[ensembl-dev] accessing the tilepath entries programatically
Duarte Molha
duartemolha at gmail.com
Tue Jun 30 16:29:00 BST 2015
Thibaut... Could you expand on how I can change my script to make it work
with the new assembly?
I have just realised that the reason I am no getting 60 BAC entries is
because their are only present in GRCh38 and not on the GRCh37
Can you tell me how I can modify my script to work with the new assembly?
I don't seem to understand the projection method you are using.
Here is the relevant part of my script
my $mf_adaptor = $registry->get_adaptor( 'Human', 'Core',
'MiscFeature' );
open (IN, ,"<", $options->{list})|| die "Could not open
".$options->{list}." for reading \n";
my @input_queries = <IN>;
close IN;
foreach my $query (@input_queries){
chomp $query;
my $clones = $mf_adaptor->fetch_all_by_attribute_type_value( 'clone_name',
$query );
while ( my $clone = shift @{$clones} ) {
my $slice = $clone->slice();
print join "\t", ("chr".$slice->seq_region_name(), $clone->start(),
$clone->end() , $query."\n");
}
}
Best regards
Duarte
=========================
Duarte Miguel Paulo Molha
http://about.me/duarte
=========================
On 30 June 2015 at 15:46, Duarte Molha <duartemolha at gmail.com> wrote:
> no.
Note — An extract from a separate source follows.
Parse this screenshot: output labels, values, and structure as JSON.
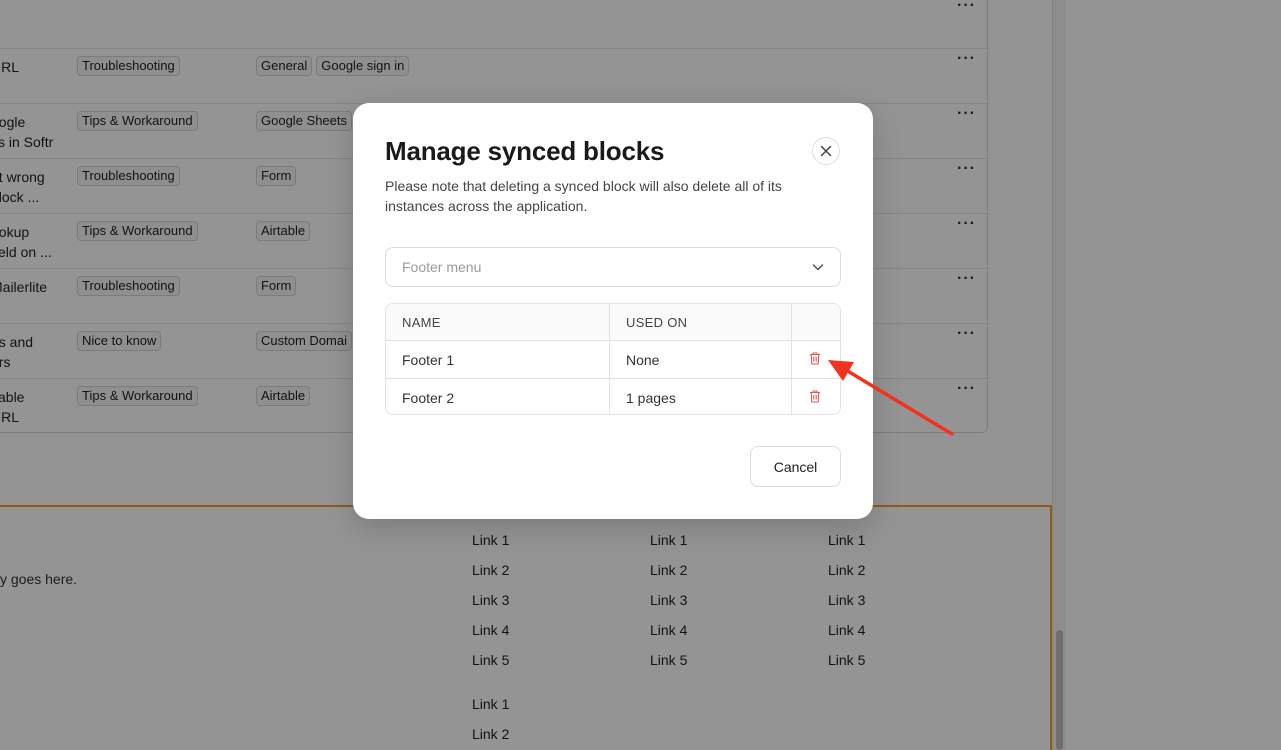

That does not get anything.
>
>
>
> =========================
> Duarte Miguel Paulo Molha
> http://about.me/duarte
> =========================
>
> On 30 June 2015 at 14:50, Thibaut Hourlier <thibaut at ebi.ac.uk> wrote:
>
>> If you use name instead of clone_name, does it fetches the missing one?
>>
>> Cheers
>> Thibaut
>>
>> On 30 Jun 2015, at 14:27, Duarte Molha <duartemolha at gmail.com> wrote:
>>
>> Yes I am using the GRCh37 Thibaut ... so I am ok for now... but it is
>> good to know this does not work with the latest assembly.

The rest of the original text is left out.